The number of homeless people in Austin has gone up, again. Homelessness is up by five percent to 2,255. The annual point-in-time count was performed on January 26. In the early morning hours, 500 volunteers counted the number of children, families and adults experiencing homelessness. The results of the annual point-in-time count were released on Tuesday and are the highest since 2011.
Homelessness in Austin is starting to look different.
“It's more visible now, I think, than a year ago,” said Austin Mayor Steve Adler.
The new point-in-time count shows that since last year 72 more people are living in cars, tents, parks, under bridges and on the streets. Many people would guess it's more.
“This pop-up of camping tents under highways and bridges, I think, really catches our attention,” said Ann Howard, Executive Director of ECHO.
Overall, the number of homeless people in Austin is up five percent from 2,148 in 2018 to 2,255 in 2019. Almost half were counted living outside, the rest were counted in shelters.
“The numbers are not moving in the direction we want, they are increased,” said Austin Council Member Kathie Tovo.
“More people is not better and it means we need to redouble our efforts,” said Mayor Adler.
The homeless count is higher than it's been since 2011. But several projects underway in Austin are helping to reduce homelessness for young adults.
“The first and most important thing is getting youth into housing,” said Susan McDowell, CEO of Lifeworks Austin.
Lifeworks is building 29 apartments for homeless youth. It's one example of how nonprofits and the City of Austin have cut in half the number of 18 to 24-year-old men and women living on the streets.

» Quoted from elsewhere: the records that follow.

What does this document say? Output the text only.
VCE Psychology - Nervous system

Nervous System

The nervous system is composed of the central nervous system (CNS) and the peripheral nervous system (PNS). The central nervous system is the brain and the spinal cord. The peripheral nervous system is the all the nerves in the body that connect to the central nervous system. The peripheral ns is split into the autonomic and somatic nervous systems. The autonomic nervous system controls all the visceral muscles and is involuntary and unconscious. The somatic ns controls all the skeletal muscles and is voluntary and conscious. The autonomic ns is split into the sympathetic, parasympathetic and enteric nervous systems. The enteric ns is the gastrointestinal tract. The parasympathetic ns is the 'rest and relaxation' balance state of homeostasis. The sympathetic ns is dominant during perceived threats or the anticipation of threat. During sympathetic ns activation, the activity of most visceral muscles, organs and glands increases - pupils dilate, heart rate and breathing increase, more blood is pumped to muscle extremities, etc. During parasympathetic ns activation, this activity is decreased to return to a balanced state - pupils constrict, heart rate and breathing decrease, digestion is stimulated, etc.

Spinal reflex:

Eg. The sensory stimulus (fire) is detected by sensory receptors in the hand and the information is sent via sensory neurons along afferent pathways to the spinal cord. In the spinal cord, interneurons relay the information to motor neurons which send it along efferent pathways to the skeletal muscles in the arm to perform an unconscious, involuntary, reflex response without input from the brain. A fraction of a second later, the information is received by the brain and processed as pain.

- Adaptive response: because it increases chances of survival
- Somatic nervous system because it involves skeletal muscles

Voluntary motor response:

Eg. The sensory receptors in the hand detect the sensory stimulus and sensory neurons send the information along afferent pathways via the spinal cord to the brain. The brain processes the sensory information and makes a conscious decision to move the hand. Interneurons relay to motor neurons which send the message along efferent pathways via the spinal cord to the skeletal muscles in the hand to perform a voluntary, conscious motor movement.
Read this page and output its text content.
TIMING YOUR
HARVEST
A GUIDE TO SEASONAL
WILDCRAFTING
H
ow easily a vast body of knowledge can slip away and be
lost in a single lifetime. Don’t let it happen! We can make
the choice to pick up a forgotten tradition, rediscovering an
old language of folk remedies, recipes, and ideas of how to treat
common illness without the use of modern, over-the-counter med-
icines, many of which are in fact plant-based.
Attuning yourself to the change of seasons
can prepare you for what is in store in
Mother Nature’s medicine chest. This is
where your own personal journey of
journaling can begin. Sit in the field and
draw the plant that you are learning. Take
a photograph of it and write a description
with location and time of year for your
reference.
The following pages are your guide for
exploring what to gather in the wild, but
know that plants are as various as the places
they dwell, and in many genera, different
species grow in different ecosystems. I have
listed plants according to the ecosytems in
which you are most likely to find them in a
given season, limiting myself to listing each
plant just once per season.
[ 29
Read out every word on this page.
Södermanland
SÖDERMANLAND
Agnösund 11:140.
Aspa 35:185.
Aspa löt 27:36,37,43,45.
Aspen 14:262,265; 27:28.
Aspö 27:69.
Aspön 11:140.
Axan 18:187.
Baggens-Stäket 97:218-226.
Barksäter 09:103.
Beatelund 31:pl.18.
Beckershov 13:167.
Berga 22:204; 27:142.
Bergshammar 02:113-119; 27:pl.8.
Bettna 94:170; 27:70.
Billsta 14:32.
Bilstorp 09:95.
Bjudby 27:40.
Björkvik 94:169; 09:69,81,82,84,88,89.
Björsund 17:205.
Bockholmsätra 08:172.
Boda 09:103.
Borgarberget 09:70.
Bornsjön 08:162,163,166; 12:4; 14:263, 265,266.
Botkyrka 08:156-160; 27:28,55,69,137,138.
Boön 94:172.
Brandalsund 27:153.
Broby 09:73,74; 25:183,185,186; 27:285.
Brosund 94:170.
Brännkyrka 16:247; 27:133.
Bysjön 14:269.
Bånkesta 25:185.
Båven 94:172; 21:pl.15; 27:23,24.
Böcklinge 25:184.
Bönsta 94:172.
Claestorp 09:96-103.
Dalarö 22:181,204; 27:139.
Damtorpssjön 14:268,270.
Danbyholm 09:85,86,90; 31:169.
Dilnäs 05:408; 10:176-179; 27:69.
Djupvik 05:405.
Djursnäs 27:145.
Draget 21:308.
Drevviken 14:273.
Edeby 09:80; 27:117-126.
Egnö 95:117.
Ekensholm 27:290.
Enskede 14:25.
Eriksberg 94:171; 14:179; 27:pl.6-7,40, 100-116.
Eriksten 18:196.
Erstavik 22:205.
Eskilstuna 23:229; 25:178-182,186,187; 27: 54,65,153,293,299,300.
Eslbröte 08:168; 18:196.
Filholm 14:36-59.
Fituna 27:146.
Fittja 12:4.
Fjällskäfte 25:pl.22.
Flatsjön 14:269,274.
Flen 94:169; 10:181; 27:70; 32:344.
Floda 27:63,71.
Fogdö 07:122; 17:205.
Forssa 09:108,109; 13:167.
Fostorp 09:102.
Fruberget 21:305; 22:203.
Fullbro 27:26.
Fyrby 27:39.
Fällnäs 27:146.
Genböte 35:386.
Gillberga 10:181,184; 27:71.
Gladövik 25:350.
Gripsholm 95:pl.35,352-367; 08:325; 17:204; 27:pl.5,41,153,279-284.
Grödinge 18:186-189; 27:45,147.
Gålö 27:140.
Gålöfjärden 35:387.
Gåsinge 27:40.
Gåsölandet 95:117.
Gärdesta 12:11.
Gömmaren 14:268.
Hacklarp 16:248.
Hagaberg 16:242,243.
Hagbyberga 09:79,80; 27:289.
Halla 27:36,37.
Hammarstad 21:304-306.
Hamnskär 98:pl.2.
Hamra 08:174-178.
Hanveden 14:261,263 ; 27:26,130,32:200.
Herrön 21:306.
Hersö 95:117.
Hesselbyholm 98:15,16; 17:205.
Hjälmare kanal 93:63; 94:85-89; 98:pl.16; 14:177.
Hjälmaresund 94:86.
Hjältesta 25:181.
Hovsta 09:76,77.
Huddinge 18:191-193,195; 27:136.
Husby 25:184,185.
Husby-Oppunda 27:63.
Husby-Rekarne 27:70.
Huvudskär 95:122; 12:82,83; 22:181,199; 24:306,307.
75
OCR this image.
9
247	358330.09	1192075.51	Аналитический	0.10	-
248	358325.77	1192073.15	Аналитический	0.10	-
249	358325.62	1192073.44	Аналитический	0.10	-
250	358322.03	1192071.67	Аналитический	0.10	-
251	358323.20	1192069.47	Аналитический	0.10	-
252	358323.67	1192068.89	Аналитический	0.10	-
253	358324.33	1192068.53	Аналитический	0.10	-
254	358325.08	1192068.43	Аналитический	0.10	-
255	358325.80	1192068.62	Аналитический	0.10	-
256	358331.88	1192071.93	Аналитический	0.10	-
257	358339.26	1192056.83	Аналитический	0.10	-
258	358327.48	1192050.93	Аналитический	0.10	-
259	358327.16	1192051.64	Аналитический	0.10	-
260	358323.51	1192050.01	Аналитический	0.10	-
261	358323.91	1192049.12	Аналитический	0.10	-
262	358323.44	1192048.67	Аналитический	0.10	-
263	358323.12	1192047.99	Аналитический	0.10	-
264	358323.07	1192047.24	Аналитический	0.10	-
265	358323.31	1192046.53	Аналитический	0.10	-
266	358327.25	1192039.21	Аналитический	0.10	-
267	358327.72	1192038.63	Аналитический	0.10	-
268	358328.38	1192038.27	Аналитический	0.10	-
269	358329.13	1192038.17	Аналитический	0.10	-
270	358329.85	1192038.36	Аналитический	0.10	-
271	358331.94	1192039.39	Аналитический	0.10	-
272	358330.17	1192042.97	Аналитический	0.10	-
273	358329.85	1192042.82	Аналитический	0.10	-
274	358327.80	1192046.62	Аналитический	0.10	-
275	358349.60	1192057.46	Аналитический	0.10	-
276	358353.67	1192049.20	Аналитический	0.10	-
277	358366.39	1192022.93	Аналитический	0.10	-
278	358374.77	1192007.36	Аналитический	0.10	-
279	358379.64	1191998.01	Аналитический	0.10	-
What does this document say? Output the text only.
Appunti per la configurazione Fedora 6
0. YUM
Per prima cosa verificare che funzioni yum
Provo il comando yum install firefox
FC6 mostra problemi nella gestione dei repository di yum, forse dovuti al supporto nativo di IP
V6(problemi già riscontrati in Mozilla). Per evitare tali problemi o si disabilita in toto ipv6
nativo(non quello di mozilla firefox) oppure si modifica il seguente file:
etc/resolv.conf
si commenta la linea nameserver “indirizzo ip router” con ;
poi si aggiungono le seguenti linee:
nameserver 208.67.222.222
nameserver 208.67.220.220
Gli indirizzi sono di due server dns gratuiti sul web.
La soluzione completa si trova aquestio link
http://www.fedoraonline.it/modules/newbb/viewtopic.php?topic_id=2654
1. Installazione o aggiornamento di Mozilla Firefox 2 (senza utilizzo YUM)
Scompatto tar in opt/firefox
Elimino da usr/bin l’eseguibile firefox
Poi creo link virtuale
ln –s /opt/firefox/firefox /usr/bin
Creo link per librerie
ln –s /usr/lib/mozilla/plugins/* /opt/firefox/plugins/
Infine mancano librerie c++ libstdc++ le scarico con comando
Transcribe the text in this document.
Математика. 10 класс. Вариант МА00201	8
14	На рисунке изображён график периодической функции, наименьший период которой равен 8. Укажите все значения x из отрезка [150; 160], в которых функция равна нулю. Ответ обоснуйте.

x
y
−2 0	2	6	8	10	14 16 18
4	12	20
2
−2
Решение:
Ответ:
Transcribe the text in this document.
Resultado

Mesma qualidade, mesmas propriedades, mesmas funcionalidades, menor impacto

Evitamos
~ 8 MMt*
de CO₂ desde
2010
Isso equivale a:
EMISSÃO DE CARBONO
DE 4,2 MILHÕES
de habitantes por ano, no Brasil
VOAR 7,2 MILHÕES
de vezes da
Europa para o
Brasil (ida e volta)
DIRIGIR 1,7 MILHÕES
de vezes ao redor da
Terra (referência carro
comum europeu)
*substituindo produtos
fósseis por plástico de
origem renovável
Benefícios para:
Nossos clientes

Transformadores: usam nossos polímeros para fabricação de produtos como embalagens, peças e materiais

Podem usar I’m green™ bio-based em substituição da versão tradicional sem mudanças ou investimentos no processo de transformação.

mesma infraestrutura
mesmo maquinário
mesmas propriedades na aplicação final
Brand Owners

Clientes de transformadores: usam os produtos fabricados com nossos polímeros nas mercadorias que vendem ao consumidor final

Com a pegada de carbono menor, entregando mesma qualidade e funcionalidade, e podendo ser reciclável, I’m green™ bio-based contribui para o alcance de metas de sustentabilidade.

“The first priority is housing but then we begin to wrap around educational services, workforce and also mental health services to address the trauma many of them have faced while homeless,” said McDowell.
The annual homeless count is one window into the growing problem. But some council members say to see the issue clearly you must change your perspective.
“We can't give up. We can't look at this number of people experiencing homelessness going up as something that should discourage us. Instead we should feel hope as a basis for action,” said Austin Council Member Greg Casar.
The city's next actions will be hiring a homeless czar and looking at a new strategy for getting chronically homeless people into housing.